セルフケア(self care)とは一般的には自分自身で心や身体についてケア(管理や手入れなど)を行うことを言います。ここでは特に「働く人のメンタルヘルス(心の健康)において良くない状態であればそれを改善し、良い状態であればそれを保ちながら、さらに良くするためにケアすること」を指します。広義では、「生き方・働き方を含めて自分自身を大切にすること」と言えます。
様々なストレスにより心身の健康状態が悪化する労働者の増加は、近年、大きな社会問題となっています。その改善のために国や企業は様々な施策を実施していますが、そもそもメンタルヘルス不調を未然に防ぐためには、まずは働く人一人ひとりが自分に合ったセルフケアを積極的に実践する必要があります。厚生労働省が定める「労働者の心の健康の保持増進のための指針」(平成18年策定、平成27年改正)においても、その重要性が示されています。
働く人が主体的にセルフケアに取り組むことで、仕事を含めた日常生活において過度なストレスから自分自身を守り、健康的な生活を維持・向上させることができます。加えて、毎日活き活き働くことが良いパフォーマンスを生み出し、その結果、組織の生産性が向上し、持続可能な発展へとつながっていきます。
働く人のメンタルヘルスを阻害するものがストレスです。

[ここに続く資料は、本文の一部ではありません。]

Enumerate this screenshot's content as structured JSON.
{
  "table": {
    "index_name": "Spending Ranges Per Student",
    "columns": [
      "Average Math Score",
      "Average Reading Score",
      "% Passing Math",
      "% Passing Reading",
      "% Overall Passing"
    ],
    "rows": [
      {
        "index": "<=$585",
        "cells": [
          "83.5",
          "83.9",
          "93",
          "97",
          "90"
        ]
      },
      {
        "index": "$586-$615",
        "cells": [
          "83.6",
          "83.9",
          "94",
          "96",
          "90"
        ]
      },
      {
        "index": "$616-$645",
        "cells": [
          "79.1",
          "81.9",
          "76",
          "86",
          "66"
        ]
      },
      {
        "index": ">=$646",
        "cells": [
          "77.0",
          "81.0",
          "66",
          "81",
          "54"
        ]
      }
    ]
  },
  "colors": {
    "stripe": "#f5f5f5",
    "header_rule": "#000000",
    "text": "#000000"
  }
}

セルフケアに取り組むためには、まずストレスについてよく知っておくとよいでしょう。
ストレスには、「ストレス要因(ストレッサー)」と「ストレス反応」の2つの意味があり、その関係は柔らかなボールに例えられます。
丸いボールを人の心の健康な状態だとして、図のようにボールにある一定の力を加えると凹みます。加わる力が「ストレス要因(ストレッサー)」であり、凹んだ状態が「ストレス反応」です。

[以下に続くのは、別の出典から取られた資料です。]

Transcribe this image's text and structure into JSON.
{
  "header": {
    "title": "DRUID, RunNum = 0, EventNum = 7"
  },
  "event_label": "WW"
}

凹みの大きさがストレスの大きさを表しているので、凹んだ状態が長く続いていたり、加わる力がなくなった後も凹みが元に戻らないような状態になっていたりすれば、それは病気とみなされることになります。
ストレス反応は、以下の3つの側面で表出します。
1)心理面 <例>
不安感やイライラ感、緊張感がある。
悲しみ、憂うつ感がある。
すぐに涙が出る。怒りっぽくなる。
無力感に襲われる。やる気が出ない等。
2)身体面 <例>
食欲がなくなる。吐き気がする。食べ過ぎる。
寝つきが悪くなる。朝早く目が覚める。
動悸がする。血圧が上がる。
頭痛がする。めまいがする等。
3)行動面 <例>
消極的になる。周囲との交流を避けるようになる。
もの忘れがひどくなる。ミスが増える。
身だしなみがだらしなくなる。
落ち着きがなくなる等。
上記のストレス反応のうち、心理面や身体面は自分しか気づけないかもしれませんが、行動面については周囲が気づくことも可能です。自分自身のストレス反応は心や身体からのSOSと捉えて、早めにセルフケアすることが望まれます。
ただし、ストレス反応を便宜上3つの側面に分けて表現していますが、実際には様々なストレス反応が相互に影響し合っていることが多く、個別の症状・状態を切り離して対処することが望ましいわけではないことは知っておきましょう。
日々の生活や仕事においては大小様々なストレス要因による力があちこちから加わります。心の健康を維持するには、その凹みを跳ね返す力、回復する力(レジリエンス)が必要となります。日常、様々なセルフケアを意識して行うことは、これらの力を向上させていくことにつながります。セルフケアとはストレスをうまくマネジメントすることなのです。
ストレスをマネジメントする方法は大きく次の2つのコーピングに分類されます。コーピングとはストレス要因を軽減したり、ストレス反応を和らげたりするための様々な行動や考え方、ストレスへの対処法のことです。
1)情動フォーカス・コーピング:
ストレス要因から一時的に距離をとり、情動(感情・気分)面にフォーカスして、気分転換を図ったり、表出しているストレス反応を和らげたりすることを目的としたコーピング
2)問題フォーカス・コーピング:
問題(ストレス要因)にフォーカスして、考え方を変えたり行動を起こしたりすることで、ストレス要因からの影響を最小限に抑えることを目的としたコーピング
誰にもストレスと感じるものはあり、多かれ少なかれストレス反応が出ることは自然なことです。それらのストレス要因やストレス反応に対して、コーピングがうまくいかないとストレスからくる各種疾患(病気)になってしまいますが、コーピングがうまくいくと健康維持・向上につながります。